If two friends are walking towards each other, when does their meeting start? Perhaps with the first glimpse of one by the other? Or with the first mutual acknowledgment, by a nod or a wave. This can be long before they are near enough to speak and be heard. But already significant exchanges may have taken place. And when the time comes to part, the last words are not necessarily the end of the meeting. The implications and consequences of the exchange may continue for some time afterwards. 

When Friends (Quakers) have a Meeting for Worship it is deemed to begin when the first Friend takes their place. Some may presume it starts at the appointed hour and ends at the agreed time. However, in the tradition of Friends worship is not confined by time. Recently, the shaking of hands by Elders has become the accepted signal that the Meeting has ended. Yes, this is not a practice that has gone on for centuries; and the shaking of hand by all present is more recent still! But it is important to note that the Elders are not ending the meeting. They are recognising that the Meeting has ended. 

In a business meeting it is also important to recognise that the formal announcements by the chair of the commencement of the meeting and later that the meeting is adjourned or concluded, are not the absolute boundaries they might appear.
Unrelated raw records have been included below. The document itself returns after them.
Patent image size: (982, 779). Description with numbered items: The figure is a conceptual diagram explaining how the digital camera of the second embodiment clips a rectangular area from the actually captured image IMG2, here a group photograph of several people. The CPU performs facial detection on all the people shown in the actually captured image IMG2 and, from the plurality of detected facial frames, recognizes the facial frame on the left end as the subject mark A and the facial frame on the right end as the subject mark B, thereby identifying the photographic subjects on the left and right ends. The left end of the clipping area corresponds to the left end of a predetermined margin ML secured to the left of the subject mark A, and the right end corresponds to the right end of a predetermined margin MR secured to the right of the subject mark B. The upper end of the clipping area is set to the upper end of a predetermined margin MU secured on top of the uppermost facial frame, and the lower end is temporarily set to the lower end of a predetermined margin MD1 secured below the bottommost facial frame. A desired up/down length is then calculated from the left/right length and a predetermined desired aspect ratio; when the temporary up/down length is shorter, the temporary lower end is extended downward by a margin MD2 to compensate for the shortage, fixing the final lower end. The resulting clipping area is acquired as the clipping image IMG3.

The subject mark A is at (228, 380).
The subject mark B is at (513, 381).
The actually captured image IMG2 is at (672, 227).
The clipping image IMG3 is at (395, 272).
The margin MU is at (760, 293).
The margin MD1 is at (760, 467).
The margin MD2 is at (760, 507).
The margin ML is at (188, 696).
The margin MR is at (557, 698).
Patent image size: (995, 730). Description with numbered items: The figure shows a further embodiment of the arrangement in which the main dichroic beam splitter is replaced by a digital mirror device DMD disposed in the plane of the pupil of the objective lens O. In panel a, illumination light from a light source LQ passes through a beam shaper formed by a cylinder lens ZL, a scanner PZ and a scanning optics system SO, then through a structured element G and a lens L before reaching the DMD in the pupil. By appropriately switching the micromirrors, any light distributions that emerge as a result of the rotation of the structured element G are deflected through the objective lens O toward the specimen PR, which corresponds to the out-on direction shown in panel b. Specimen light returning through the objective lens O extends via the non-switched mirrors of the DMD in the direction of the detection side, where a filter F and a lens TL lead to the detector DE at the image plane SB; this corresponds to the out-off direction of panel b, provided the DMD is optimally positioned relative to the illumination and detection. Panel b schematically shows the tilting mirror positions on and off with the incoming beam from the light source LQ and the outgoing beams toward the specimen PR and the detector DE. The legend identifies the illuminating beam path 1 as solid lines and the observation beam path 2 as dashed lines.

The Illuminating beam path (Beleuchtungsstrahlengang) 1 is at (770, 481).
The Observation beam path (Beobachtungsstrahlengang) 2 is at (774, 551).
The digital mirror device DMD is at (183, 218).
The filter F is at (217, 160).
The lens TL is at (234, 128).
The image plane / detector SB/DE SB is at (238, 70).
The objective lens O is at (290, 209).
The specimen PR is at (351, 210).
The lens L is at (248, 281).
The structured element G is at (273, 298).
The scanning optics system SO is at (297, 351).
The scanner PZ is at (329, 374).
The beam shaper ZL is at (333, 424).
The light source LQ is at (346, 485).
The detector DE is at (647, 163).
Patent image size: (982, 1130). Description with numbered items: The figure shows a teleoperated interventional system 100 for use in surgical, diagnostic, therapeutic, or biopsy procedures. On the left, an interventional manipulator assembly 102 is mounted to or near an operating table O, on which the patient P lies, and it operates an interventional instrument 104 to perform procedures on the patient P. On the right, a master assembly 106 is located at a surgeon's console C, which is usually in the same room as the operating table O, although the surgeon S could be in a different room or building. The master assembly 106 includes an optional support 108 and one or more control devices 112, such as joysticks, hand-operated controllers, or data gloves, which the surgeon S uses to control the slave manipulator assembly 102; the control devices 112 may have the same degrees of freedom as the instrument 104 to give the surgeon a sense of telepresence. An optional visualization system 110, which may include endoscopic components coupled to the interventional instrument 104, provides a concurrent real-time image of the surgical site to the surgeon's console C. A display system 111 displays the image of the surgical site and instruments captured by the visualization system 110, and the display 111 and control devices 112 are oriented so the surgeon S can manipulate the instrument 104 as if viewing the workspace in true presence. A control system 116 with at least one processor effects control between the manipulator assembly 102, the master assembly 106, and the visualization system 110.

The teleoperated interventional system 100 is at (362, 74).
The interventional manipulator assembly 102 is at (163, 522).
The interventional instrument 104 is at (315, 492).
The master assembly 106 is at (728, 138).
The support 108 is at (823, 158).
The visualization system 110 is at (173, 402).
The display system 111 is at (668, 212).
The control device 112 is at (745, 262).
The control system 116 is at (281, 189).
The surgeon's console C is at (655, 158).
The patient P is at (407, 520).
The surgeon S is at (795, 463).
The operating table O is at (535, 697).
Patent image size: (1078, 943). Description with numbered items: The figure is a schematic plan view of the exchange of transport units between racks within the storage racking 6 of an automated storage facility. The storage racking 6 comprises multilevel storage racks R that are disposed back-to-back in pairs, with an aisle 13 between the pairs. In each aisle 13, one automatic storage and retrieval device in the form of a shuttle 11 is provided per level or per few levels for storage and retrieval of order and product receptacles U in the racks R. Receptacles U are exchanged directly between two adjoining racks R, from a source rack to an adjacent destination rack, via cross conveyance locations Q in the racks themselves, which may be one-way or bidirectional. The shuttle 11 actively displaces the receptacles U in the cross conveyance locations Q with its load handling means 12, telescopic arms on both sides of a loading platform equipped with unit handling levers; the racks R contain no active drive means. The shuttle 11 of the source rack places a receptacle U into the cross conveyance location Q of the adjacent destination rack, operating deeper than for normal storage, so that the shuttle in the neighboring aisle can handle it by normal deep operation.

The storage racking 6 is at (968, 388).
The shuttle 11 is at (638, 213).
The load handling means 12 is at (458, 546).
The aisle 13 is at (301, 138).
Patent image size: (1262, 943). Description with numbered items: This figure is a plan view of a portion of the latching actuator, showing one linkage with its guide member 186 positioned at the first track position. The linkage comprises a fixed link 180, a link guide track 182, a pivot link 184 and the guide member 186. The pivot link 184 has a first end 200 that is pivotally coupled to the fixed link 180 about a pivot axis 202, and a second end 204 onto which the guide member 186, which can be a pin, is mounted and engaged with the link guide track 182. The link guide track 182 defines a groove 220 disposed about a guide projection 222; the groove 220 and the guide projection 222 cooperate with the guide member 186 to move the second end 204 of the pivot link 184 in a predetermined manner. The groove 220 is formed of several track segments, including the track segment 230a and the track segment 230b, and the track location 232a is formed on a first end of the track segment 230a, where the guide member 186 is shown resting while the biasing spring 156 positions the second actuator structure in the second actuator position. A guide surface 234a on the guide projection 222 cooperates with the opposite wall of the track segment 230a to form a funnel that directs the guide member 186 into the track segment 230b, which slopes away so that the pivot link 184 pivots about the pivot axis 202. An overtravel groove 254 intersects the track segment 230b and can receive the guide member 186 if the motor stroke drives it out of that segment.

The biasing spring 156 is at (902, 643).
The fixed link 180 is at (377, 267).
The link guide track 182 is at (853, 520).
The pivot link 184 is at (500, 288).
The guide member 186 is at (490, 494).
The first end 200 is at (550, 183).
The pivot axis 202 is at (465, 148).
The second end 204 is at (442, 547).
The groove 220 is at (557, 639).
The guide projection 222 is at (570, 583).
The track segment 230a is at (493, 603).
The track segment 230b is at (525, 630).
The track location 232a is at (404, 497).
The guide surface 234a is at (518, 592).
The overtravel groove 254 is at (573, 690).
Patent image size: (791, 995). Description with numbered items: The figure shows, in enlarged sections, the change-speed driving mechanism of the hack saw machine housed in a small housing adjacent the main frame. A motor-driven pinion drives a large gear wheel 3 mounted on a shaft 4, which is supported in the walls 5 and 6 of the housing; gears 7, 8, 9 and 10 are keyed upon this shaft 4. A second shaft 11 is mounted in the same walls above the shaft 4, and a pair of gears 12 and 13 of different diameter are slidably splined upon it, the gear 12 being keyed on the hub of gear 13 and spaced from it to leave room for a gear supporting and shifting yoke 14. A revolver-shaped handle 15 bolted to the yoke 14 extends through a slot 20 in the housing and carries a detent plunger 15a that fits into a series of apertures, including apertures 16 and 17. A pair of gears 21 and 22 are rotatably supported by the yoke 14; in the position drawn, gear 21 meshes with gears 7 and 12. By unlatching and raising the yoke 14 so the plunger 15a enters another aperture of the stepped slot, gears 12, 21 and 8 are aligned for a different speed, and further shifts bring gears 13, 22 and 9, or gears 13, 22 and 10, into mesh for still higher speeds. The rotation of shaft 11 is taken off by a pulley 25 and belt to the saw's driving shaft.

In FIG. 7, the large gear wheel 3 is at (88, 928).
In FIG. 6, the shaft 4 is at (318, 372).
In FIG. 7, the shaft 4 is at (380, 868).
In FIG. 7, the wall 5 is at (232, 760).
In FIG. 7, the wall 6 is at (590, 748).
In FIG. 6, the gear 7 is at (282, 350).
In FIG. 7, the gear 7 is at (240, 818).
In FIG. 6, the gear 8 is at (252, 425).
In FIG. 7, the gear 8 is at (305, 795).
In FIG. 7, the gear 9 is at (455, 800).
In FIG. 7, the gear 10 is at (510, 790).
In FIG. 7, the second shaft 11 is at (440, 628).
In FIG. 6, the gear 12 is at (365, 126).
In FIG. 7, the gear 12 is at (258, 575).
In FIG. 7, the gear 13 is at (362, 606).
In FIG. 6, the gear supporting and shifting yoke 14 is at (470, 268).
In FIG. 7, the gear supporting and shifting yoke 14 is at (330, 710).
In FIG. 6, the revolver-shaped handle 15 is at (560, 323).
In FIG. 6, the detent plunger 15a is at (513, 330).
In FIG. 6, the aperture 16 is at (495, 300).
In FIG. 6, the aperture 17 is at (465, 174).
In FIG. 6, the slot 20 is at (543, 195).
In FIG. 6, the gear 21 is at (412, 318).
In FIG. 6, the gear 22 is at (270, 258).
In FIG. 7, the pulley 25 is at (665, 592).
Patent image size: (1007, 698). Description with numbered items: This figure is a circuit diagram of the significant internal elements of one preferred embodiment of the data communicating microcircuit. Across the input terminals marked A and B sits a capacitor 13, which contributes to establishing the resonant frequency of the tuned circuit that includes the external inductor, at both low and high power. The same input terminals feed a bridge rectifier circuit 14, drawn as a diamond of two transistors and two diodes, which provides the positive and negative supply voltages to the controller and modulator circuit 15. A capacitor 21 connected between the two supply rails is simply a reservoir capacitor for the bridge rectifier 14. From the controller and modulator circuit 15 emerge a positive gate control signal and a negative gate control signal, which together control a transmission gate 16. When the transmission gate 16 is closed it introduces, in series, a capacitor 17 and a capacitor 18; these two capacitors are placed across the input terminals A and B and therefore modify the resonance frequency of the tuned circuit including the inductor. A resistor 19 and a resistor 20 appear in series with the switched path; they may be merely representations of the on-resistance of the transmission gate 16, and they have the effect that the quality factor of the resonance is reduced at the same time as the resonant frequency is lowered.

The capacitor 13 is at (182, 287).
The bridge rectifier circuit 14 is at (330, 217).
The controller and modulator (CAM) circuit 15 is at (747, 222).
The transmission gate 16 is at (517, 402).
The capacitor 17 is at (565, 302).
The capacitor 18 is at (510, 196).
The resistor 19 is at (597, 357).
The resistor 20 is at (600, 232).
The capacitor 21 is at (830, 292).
Pre-meeting conversations, discussion of tactics, formations of alliances, rehearsal of speeches may all have impacts of the way the meeting flows. Similarly, the post-mortems and continuing arguments after the formal conclusion indicate that the meeting goes on still. 

In these days of Zoom meetings, a new and yet familiar etiquette has emerged. The ‘host’ welcomes new arrivals, probably well before the appointed time. There is space for the exchange of pleasantries and perhaps more significant information pertaining to the agenda before everyone has arrived. The ‘afterwords’ also provide opportunities for relationship building and care for one another to be expressed. 

Meetings have never been solely about the business. The needs of each individual and of the whole group also have to be met as well as reports heard and decisions made. Meetings for Worship, likewise, are about community formation. As one well known Friend (George Gorman) has put it,  “One of the unexpected things I have learnt in my life as a Quaker is that religion is basically about relationships between people. This was an unexpected discovery, because I had been brought up to believe that religion was essentially about our relationship with God.” (Excerpt From Quaker faith & practice: Fifth edition, Britain Yearly Meeting)

Many things go on within a meeting: hidden agendas, personal conflicts, and even revelations of truth!